Criminal jurisdiction in Indian Country is a complex area of federal law. Piecing together statutory provisions and case holdings results in a maze of jurisdictional rules. Until March 7, this resulted in significant gaps in protections for tribal victims of domestic violence.
Since the 1978 U.S. Supreme Court decision of Oliphant v. Suquamish Indian Tribe, tribal courts have lacked the authority to prosecute perpetrators who are non-Indian, which makes up about one quarter of all cases of family violence. Federal statutes outline that when a crime is committed by a non-Indian perpetrator against an Indian victim, prosecutorial authority is vested solely in the federal government. A majority of those crimes go unprosecuted.

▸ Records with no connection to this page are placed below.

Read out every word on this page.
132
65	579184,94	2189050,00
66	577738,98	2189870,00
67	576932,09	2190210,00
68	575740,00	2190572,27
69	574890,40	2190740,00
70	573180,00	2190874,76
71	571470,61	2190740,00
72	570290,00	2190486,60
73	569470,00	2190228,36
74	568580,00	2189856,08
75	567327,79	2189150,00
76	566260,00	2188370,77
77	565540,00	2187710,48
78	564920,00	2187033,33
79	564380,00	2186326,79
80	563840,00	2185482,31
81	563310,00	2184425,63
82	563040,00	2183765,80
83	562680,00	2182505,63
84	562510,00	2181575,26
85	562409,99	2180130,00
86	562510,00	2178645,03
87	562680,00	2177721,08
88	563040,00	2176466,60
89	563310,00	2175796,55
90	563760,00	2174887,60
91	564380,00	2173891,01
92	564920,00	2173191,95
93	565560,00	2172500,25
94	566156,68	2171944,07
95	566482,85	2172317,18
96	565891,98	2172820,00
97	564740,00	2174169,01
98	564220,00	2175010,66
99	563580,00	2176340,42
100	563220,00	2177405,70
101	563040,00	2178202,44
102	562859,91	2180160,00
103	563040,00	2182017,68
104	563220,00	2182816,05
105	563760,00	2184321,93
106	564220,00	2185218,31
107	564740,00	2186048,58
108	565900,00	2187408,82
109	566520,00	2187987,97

The most recent success to overturning Oliphant was the Tribal Law and Order Act of 2010. While this legislation enhanced federal responses to domestic violence in Indian Country, it stopped short of restoring tribal authority over non-Indian offenders.
With the signing of VAWA, tribes will be allowed to elect to exercise special domestic violence criminal jurisdiction over non-Indians for crimes committed inside of the tribe's territorial boundaries. The special criminal jurisdiction allows tribes to prosecute domestic violence and dating violence, as well as violations of protective orders when the defendant resides or works in tribes' territory, or if the defendant is a spouse, intimate partner or dating partner of a member of the tribe or any Indian who lives within the tribe's territory.
Tribes that elect to exercise special domestic violence criminal jurisdiction over non-Indians under VAWA must afford defendants subjected to any term of imprisonment the protections included under the Tribal Law and Order Act's enhanced sentencing provisions. Tribes must also publish their criminal codes, regulations and interpretive documents, and must maintain a record of the criminal proceedings.
This legislation takes an important step toward strengthening tribal governments' authority to protect their citizens.
Ross-Petherick is an attorney with Hall Estill who specializes in tribal law.